Inilah yang memunculkan persepsi bahwa isi bensin siang hari lebih sedikit, padahal selisihnya sangat kecil dan hampir tidak terasa dalam penggunaan harian.
Secara teknis, bensin memiliki koefisien muai volumetrik sekitar 0,00095–0,0011 per derajat Celsius. Sementara solar berada di kisaran 0,0007–0,0009 per derajat Celsius.
Jika suhu bensin siang hari lebih panas 2–3 derajat Celsius dibanding malam hari, maka:
⦁ Pengisian 40 liter bensin hanya berbeda sekitar kurang dari 0,1 liter
⦁ Pada solar, selisihnya bahkan lebih kecil lagi
Dalam praktik berkendara, selisih ini hanya setara beberapa kilometer jarak tempuh, dan itu pun mudah dikalahkan oleh faktor lain seperti kondisi lalu lintas, gaya mengemudi, hingga tekanan ban.
Banyak orang tidak menyadari bahwa tangki penyimpanan BBM di SPBU berada di bawah tanah dan dilengkapi sistem tertentu untuk menekan fluktuasi suhu lingkungan. Hal ini membuat perbedaan suhu BBM antara siang dan malam tidak ekstrem.
Selain itu, pada rantai distribusi di tingkat hulu, volume BBM umumnya sudah dikoreksi ke suhu standar internasional 15 derajat Celsius.
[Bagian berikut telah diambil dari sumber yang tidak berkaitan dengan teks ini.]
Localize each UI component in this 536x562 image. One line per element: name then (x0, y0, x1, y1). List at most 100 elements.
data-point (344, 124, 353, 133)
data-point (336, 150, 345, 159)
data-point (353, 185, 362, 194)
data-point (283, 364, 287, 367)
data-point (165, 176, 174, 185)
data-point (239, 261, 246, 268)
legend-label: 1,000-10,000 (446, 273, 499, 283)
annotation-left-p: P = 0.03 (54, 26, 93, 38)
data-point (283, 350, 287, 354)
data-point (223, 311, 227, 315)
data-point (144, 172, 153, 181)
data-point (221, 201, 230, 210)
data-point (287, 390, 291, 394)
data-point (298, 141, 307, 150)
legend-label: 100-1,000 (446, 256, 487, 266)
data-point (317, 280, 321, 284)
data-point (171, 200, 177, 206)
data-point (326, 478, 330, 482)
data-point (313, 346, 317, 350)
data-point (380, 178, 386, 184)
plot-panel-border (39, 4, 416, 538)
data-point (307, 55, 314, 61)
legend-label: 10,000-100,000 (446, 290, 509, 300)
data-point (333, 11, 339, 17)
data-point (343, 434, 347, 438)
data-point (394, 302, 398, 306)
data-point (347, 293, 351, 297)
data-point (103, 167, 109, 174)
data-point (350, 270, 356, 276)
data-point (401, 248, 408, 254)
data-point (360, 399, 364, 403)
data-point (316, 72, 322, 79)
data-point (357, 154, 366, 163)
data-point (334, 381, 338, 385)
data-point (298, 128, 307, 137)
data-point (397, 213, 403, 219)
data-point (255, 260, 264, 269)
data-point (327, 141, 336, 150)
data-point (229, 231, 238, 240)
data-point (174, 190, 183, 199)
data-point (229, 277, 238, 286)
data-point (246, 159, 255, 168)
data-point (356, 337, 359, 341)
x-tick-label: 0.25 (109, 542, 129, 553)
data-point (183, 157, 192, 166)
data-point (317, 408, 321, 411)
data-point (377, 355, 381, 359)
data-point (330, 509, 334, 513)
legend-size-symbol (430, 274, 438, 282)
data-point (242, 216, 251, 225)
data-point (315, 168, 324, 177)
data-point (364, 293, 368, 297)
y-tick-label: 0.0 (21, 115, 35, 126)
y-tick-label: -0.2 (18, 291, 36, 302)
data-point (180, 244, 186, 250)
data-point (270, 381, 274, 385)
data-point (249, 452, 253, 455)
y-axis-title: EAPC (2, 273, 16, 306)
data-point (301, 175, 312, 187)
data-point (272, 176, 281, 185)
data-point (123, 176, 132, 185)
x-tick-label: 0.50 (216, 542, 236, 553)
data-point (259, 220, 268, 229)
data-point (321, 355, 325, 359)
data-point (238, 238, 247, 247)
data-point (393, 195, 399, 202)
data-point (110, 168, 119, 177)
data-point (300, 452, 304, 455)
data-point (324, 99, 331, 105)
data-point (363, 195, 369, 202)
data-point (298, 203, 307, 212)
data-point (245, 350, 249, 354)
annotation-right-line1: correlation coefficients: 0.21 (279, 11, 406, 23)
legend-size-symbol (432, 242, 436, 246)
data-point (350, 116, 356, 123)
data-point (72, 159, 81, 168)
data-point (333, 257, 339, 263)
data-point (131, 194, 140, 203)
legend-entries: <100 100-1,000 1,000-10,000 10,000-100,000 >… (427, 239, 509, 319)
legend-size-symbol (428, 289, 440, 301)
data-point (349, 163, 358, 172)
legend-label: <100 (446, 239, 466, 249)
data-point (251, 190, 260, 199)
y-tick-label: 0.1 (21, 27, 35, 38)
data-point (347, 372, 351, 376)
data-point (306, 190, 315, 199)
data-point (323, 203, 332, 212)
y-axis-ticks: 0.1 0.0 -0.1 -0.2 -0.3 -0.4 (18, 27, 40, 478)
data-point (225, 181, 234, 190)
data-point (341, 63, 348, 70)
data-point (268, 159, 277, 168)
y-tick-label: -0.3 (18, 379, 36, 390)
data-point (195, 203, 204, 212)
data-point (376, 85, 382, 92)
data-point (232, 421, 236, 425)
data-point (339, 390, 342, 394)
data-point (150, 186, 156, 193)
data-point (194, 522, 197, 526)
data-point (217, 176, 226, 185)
Koreksi ini memastikan kualitas dan konsistensi BBM sebelum sampai ke konsumen.
Mengisi BBM Malam Hari Tidak Selalu Lebih Hemat
Secara ekonomi, sengaja keluar malam hanya untuk mengisi bensin justru bisa menjadi tidak efisien. BBM yang terpakai di perjalanan menuju SPBU bisa lebih besar dari selisih volume akibat suhu.
Karena itu, mengejar waktu tertentu demi isi lebih banyak sering kali tidak sebanding dengan manfaatnya.
Daripada sibuk memilih waktu siang atau malam, pengendara disarankan untuk lebih memperhatikan hal-hal berikut:
1. Perawatan mesin secara rutin
2. Tekanan ban yang sesuai
3. Gaya berkendara yang halus
4. Kualitas layanan SPBU
5. Bahan bakar sesuai spesifikasi kendaraan
Faktor-faktor tersebut terbukti jauh lebih berpengaruh terhadap efisiensi konsumsi BBM dibanding selisih volume akibat suhu.
Anggapan bahwa isi bensin siang hari lebih sedikit dibanding malam hari memang punya dasar ilmiah, tetapi dampaknya sangat kecil dan nyaris tak terasa.
Dalam penggunaan sehari-hari, selisih tersebut tidak cukup signifikan untuk memengaruhi biaya atau performa kendaraan secara nyata.
Yang terpenting bukan soal kapan mengisi BBM, melainkan bagaimana kendaraan dirawat dan digunakan.